Project Management Technical illustrators manage project requirements, including tasks such as production scheduling, job tracking, preparing cost estimates, establishing deadlines, and ensuring productions standards are followed.
Client Management Technical illustrators manage client relationships, meeting with clients or internal managers to discuss contract details and project requirements. Depending on the industry they work in, they may be required to visit manufacturing sites to view first-hand how items are produced. Once illustrations are created, technical illustrators consult with the client to seek approvals, make alterations to the illustrations as needed, and gain final approval for designs.
Ensure Brand Consistency Working in conjunction with a larger design team, technical illustrators protect the brand guidelines and integrity of a client or organization, ensuring visual assets created across different types of media are consistent with brand guidelines.
Technical Illustrator Skills and QualificationsSuccessful technical illustrators are energetic, natural problem solvers, who enjoy working in a matrix work environment. The ideal candidate for this role is comfortable working in a fast-paced, deadline-driven environment while managing multiple projects. Employers prefer candidates who possess the following abilities:
- Adaptability - technical illustrators typically work as a member of several teams in a matrix environment
- Detail-oriented - for project management and implementation, design, etc. and to multitask in a deadline- and goal-driven environment
- Communication skills - to effectively demonstrate to non-technical audiences how the designs they create translate into working products or procedures
- Design principles - to create designs, layouts, brochures, logos, etc.

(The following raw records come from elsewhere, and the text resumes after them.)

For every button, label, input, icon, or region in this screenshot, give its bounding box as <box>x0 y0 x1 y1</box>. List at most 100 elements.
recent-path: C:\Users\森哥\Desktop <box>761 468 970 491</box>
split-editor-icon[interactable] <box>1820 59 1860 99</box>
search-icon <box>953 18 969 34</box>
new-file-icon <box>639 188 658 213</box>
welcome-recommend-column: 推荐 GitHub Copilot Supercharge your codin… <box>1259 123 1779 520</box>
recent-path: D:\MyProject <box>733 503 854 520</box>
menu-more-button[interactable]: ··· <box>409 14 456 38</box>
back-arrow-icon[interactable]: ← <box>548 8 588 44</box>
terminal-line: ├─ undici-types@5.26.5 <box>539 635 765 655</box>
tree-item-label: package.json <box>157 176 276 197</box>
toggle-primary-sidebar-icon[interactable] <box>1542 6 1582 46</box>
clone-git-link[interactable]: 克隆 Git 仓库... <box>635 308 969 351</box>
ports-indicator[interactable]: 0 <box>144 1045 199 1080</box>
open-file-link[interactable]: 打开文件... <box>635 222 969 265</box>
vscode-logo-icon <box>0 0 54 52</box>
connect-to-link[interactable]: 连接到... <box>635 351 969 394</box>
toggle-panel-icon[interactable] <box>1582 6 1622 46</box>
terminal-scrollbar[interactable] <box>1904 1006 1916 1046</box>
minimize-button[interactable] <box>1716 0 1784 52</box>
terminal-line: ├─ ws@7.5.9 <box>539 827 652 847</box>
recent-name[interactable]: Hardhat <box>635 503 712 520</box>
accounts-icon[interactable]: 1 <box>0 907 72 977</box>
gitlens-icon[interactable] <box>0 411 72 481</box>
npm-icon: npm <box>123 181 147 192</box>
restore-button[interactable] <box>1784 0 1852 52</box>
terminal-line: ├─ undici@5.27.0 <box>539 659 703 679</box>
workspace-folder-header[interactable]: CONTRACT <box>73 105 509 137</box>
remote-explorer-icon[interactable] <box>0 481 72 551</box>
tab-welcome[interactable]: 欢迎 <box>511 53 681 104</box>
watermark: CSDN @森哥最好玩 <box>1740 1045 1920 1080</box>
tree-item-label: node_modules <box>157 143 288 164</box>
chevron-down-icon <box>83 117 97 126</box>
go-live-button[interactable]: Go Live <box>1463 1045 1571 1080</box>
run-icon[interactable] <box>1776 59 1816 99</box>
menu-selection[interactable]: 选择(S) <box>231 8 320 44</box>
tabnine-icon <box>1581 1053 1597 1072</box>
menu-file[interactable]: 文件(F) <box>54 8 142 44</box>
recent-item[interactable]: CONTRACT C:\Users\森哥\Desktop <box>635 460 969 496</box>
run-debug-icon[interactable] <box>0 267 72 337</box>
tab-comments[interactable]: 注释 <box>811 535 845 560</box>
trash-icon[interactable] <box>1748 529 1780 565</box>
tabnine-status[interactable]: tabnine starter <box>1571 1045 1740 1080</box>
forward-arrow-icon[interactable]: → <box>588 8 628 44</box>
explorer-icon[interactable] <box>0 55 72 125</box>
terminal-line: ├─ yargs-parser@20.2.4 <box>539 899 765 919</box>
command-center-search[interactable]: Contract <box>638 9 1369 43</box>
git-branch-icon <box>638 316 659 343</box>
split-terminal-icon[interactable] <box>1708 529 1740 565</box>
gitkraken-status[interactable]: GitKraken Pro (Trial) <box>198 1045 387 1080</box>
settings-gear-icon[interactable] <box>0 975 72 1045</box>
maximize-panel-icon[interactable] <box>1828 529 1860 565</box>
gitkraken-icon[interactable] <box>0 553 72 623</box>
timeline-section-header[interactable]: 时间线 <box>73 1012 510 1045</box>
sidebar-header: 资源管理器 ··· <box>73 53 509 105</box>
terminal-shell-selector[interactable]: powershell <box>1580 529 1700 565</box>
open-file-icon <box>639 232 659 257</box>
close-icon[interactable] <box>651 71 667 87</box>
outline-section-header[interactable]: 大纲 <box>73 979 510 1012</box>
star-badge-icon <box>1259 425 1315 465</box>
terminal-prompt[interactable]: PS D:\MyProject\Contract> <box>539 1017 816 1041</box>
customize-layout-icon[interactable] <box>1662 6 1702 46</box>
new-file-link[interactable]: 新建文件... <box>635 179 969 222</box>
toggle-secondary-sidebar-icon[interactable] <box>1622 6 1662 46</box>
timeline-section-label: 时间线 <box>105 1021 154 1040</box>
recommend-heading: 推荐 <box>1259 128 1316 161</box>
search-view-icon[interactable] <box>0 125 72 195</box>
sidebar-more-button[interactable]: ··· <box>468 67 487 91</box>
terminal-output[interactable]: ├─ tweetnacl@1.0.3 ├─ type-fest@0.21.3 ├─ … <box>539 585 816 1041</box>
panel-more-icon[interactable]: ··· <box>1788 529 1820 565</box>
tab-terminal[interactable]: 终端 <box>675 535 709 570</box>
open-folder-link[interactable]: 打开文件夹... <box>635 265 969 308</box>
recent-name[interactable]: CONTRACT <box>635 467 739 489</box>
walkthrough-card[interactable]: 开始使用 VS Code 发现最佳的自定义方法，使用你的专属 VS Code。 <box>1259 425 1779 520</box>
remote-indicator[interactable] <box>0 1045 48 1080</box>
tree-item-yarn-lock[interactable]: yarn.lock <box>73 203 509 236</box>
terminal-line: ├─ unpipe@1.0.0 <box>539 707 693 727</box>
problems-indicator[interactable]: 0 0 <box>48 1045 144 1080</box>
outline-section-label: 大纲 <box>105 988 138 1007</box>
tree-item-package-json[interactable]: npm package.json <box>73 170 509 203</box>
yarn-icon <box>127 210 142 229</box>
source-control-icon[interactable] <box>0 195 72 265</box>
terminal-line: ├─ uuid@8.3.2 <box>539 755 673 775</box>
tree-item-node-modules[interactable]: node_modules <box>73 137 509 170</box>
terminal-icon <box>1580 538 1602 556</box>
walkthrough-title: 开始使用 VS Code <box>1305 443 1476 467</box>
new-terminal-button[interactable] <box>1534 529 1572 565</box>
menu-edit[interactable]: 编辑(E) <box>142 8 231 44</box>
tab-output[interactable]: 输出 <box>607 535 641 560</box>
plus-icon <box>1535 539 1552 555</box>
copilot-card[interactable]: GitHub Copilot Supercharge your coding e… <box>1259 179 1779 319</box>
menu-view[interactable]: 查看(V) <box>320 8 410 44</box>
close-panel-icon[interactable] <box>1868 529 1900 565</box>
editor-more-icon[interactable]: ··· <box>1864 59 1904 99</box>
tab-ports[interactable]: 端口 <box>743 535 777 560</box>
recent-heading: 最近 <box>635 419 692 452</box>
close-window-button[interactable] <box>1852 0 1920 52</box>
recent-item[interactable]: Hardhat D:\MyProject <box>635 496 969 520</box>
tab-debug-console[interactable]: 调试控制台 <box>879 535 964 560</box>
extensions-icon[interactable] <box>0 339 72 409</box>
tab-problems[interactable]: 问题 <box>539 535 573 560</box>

Technical Illustrator Education and TrainingA bachelor's degree in illustration or a related field is typically required. Other fields of study can include fine arts or business, which is popular for those interested in freelance technical illustrator careers. It is also recommended that aspiring technical illustrators create a website or another form of online portfolio, as this allows prospective employers to easily access and evaluate their work. Employers typically offer on-the-job-training, especially for specific brand guidelines, processes, and policies.
Technical Illustrator Salary and OutlookThe US Bureau of Labor Statistics (BLS) groups technical illustrators with graphic designers. The median annual wage for this occupation is $48,700 per year. According to BLS, employment is projected to grow 4 percent from 2016-2026, which is slower than average for most occupations (https://www.bls.gov/ooh/arts-and-design/graphic-designers.htm#tab-6).
There are many helpful resources available for those interested in careers as technical illustrators. Please review the links below for valuable information and the latest industry news:
Technical Illustration: Techniques and Applications - This book provides introductory information to those looking to start careers in technical illustration. Topics covered include illustration concepts, theory, and applications.
Illustration that Works: Professional Techniques for Artistic and Commercial Success - This book provides an "everything you need to know" guide to those looking to enter the illustration field. It includes assignments and numerous examples of artwork.
TechnicalIllustrators.org - This website provides a community and blog for technical illustrators. The content is provided by technical illustrators with the purpose of promoting, educating, and celebrating this field. It is also useful for sharing tips and tricks of the trade.
AIGA - The American Institute of Graphic Arts is the oldest and largest industry group for design professionals. The group offers tools and resources, networking events, and professional development opportunities for those in the field.